ZEEK: When it comes to feminist halakha, whose work would you recommend?

ADLER: One of the most brilliant people writing about halakha today is Tamar Ross. I agree with where she ends up though I don't see why she had to go to such lengths to get there! She ends up with the notion of an evolving Judaism which she traces back to Rav Kook; and I don't see that what she ends up with is that different from what Zalman Shachter-Shalomi would say, or what Reform Judaism would say about the evolution of Judaism. But I have tremendous respect for her acuteness. And the philosophical precision with which she's able to talk about halakha.

ZEEK: Is there anything else you'd like to talk about which I haven't asked?

ADLER: The thing that I would want to say is that when I wrote "Engendering Judaism," for the parts of it where I dealt with rabbinic feminist hermeneutics or Biblical feminist hermeneutics, I really felt privileged to deal with what was already a tremendously rich literature that women had created on these topics. And now there's even more. And it's wonderful! It's wonderful to run barefoot through.

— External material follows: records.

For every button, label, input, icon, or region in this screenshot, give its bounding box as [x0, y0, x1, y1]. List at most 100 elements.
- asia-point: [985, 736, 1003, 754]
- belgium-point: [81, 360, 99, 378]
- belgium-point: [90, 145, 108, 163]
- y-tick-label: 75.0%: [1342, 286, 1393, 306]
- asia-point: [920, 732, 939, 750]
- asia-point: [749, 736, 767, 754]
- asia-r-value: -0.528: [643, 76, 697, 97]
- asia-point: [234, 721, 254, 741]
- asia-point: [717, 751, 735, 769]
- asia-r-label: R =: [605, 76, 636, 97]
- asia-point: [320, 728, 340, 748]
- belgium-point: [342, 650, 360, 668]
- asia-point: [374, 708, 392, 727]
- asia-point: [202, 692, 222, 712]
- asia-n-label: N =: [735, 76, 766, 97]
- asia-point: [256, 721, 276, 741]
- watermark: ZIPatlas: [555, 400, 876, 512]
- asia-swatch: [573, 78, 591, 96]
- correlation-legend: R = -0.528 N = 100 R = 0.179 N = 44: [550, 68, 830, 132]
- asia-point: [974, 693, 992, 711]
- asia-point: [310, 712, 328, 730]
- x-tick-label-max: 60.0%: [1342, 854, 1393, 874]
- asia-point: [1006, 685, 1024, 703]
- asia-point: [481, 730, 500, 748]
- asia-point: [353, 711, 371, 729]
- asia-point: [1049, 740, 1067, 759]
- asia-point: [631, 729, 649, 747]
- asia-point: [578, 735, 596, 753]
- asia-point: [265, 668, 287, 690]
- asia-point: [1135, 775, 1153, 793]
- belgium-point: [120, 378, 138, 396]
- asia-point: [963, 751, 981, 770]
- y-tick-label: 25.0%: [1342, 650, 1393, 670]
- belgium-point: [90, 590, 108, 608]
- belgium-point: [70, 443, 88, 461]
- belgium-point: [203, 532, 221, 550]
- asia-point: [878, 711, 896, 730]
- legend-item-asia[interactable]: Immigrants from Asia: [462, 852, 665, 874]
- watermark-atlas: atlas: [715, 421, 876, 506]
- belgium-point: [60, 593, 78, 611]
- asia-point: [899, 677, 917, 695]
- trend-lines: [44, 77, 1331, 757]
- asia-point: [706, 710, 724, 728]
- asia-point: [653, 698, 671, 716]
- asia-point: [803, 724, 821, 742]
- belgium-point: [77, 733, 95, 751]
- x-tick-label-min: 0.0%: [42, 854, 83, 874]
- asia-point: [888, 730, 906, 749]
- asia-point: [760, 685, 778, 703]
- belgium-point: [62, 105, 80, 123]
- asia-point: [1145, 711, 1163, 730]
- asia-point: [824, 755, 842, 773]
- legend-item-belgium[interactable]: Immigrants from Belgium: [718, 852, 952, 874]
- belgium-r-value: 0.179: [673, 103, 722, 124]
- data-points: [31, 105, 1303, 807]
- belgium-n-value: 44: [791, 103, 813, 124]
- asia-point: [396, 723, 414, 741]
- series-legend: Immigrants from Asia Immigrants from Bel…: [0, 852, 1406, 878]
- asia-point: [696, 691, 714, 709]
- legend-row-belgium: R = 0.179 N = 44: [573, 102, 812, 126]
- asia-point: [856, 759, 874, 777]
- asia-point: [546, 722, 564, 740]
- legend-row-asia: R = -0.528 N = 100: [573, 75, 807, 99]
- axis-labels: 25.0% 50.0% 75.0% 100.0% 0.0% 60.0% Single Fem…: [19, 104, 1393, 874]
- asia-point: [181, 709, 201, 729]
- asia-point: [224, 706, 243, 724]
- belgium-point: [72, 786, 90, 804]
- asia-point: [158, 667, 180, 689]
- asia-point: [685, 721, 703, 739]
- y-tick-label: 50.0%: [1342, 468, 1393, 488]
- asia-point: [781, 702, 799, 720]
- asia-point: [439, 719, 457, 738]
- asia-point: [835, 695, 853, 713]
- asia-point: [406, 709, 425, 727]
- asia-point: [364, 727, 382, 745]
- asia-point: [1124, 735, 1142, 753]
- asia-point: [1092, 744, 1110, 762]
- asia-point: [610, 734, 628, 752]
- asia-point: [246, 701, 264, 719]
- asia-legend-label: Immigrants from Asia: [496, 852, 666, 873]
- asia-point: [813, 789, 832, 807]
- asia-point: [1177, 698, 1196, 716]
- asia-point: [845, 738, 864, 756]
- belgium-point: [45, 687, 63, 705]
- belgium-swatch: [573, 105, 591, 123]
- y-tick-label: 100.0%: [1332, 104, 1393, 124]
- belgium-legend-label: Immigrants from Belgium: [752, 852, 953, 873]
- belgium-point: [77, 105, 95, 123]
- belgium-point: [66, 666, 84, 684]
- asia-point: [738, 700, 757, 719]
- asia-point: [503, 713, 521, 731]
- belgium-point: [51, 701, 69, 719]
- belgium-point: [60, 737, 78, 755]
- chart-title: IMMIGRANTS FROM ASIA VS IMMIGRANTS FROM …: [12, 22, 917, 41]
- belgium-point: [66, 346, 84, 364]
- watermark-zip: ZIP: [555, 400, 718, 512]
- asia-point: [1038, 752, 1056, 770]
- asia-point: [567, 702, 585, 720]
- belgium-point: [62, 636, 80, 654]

ZEEK: That's a great image.

ADLER: I think about it because sometimes I think of how hard it was for the first generation of women who became Talmudists to do that. And there are a lot easier ways of doing it than the way I did it, which involved a lot of crying out of sheer frustration. But to think that there are now all of these women who are able to be playful with these texts that were tremendously oppressive to women...! I just find that a delicious irony.

ZEEK: And maybe a sign that we're moving in the right direction. May it continue.